Their I Was The King, I Really Was The King album was even better; simply one of the greatest albums ever, dotted with some of the greatest singles ever. ‘The Greenhouse’ told the unlikely tale of an asthmatic chap growing Marijuana in his greenhouse, being grassed up by ‘some miserable old geezer’, being busted by the coppers and eventually ending up picking olives with a bunch of Geordies in Sicily, there drinking the village dry of wine ‘for the first time since 1869’. It sounded like the kind if Pop single you always wanted to hear, all bruising guitars and mournful horns and gyrating beat noise. Magic. Then of course there was the epic ‘Faded Glamour’, all cheap tequila, garbage riots, unlabelled tin cans, dressing up as mermaids, sunglasses stuck with sequins, stupid art school ideas and the gently soiled long lost magnificence of Teignmouth ballroom in the rain. And if ever a song captured the very essence of its title, it was ‘Faded Glamour’. Elsewhere there was the heart destroyingly perfect ‘East St O’Neill’. With horns and piano lines that picked out vapour trails of sublime restraint, the song spun a yarn about the ghost of a shooting victim making ‘a mess of fag butts and tea leaves’ in the home of the person who salvaged all the flowers left at the site of the tragedy. Sounds kind of depressing? Not a bit of it. It’s one of the most beautiful, touching songs I ever heard and it moves me close to tears every time I hear it. And the line that goes ‘he’s not grey nor wraithlike, but bright and solid like a new bike’ is so damned perfect I hate it with a passion. Naturally I have stolen lines, ideas and images from Animals That Swim songs liberally down the years.
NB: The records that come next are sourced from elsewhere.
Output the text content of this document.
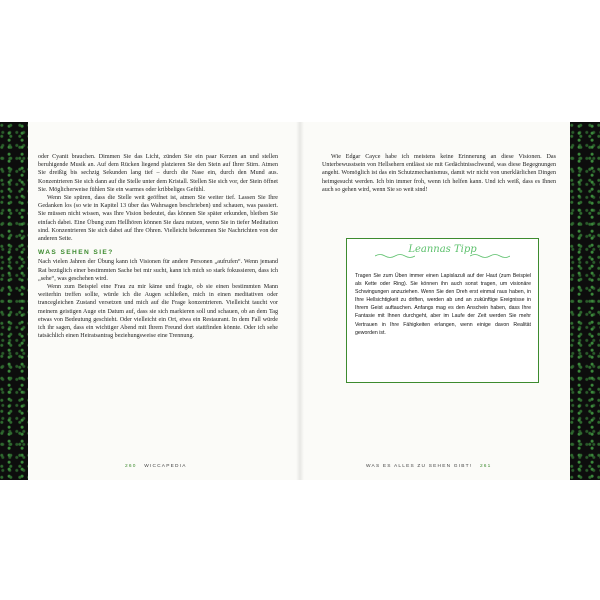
oder Cyanit brauchen. Dimmen Sie das Licht, zünden Sie ein paar Kerzen an und stellen beruhigende Musik an. Auf dem Rücken liegend platzieren Sie den Stein auf Ihrer Stirn. Atmen Sie dreißig bis sechzig Sekunden lang tief – durch die Nase ein, durch den Mund aus. Konzentrieren Sie sich dann auf die Stelle unter dem Kristall. Stellen Sie sich vor, der Stein öffnet Sie. Möglicherweise fühlen Sie ein warmes oder kribbeliges Gefühl.

Wenn Sie spüren, dass die Stelle weit geöffnet ist, atmen Sie weiter tief. Lassen Sie Ihre Gedanken los (so wie in Kapitel 13 über das Wahrsagen beschrieben) und schauen, was passiert. Sie müssen nicht wissen, was Ihre Vision bedeutet, das können Sie später erkunden, bleiben Sie einfach dabei. Eine Übung zum Hellhören können Sie dazu nutzen, wenn Sie in tiefer Meditation sind. Konzentrieren Sie sich dabei auf Ihre Ohren. Vielleicht bekommen Sie Nachrichten von der anderen Seite.

WAS SEHEN SIE?

Nach vielen Jahren der Übung kann ich Visionen für andere Personen „aufrufen“. Wenn jemand Rat bezüglich einer bestimmten Sache bei mir sucht, kann ich mich so stark fokussieren, dass ich „sehe“, was geschehen wird.

Wenn zum Beispiel eine Frau zu mir käme und fragte, ob sie einen bestimmten Mann weiterhin treffen sollte, würde ich die Augen schließen, mich in einen meditativen oder trancegleichen Zustand versetzen und mich auf die Frage konzentrieren. Vielleicht taucht vor meinem geistigen Auge ein Datum auf, dass sie sich markieren soll und schauen, ob an dem Tag etwas von Bedeutung geschieht. Oder vielleicht ein Ort, etwa ein Restaurant. In dem Fall würde ich ihr sagen, dass ein wichtiger Abend mit Ihrem Freund dort stattfinden könnte. Oder ich sehe tatsächlich einen Heiratsantrag beziehungsweise eine Trennung.

260 WICCAPEDIA

Wie Edgar Cayce habe ich meistens keine Erinnerung an diese Visionen. Das Unterbewusstsein von Hellsehern entlässt sie mit Gedächtnisschwund, was diese Begegnungen angeht. Womöglich ist das ein Schutzmechanismus, damit wir nicht von unerklärlichen Dingen heimgesucht werden. Ich bin immer froh, wenn ich helfen kann. Und ich weiß, dass es Ihnen auch so gehen wird, wenn Sie so weit sind!

Leannas Tipp
Tragen Sie zum Üben immer einen Lapislazuli auf der Haut (zum Beispiel als Kette oder Ring). Sie können ihn auch sonst tragen, um visionäre Schwingungen anzuziehen. Wenn Sie den Dreh erst einmal raus haben, in Ihre Hellsichtigkeit zu driften, werden ab und an zukünftige Ereignisse in Ihrem Geist auftauchen. Anfangs mag es den Anschein haben, dass Ihre Fantasie mit Ihnen durchgeht, aber im Laufe der Zeit werden Sie mehr Vertrauen in Ihre Fähigkeiten erlangen, wenn einige davon Realität geworden ist.
WAS ES ALLES ZU SEHEN GIBT! 261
Their Happiness From A Distant Star album was almost as good, was one of the greatest albums ever, with some of the greatest songs ever. Single ‘The Moon And The Mothership’ had more trademark swirling organs and horns and recited the tale of an acquaintance going a bit mental on a transatlantic flight and thereafter becoming an aliens obsessive: a bit like Fox Mulder from Hackney. It included the epic line 'it changed his life he said, with seven Phil Dick books in a pile’ and was like all the best Animals That Swim songs funny and sad in almost equal measures. Then there was ‘Dirt’, a downbeat gem with misty keyboards; a heavy shouldered mumble down the lanes, weighed down with too many memories and too few hopes. It had another of those great lines that went 'my feet will understand the layers of ages in the soil', words that always seemed to me to get to the root of what made Animals That Swim so unique and so utterly special: You see, Animals That Swim were always about getting in touch with the earthiness of humanity; understood implicitly the value of personal histories and the way in which those very personal and specific tales can become so much more universal than vague generalisations like ‘all you need is love’. Or maybe it’s just that I’m a sucker for a great story.

Animals That Swim were certainly one great unravelling story, and whilst for sure there will be arguments in the pub between fans about the track listing (‘What?! No ‘Vic’?! No ‘Sixteen Letters’?! No ‘Near The Moon’?! No ‘A Good Day For Everyone’?!’) Faded Glamour is a wonderful introduction to a magnificent pleasure.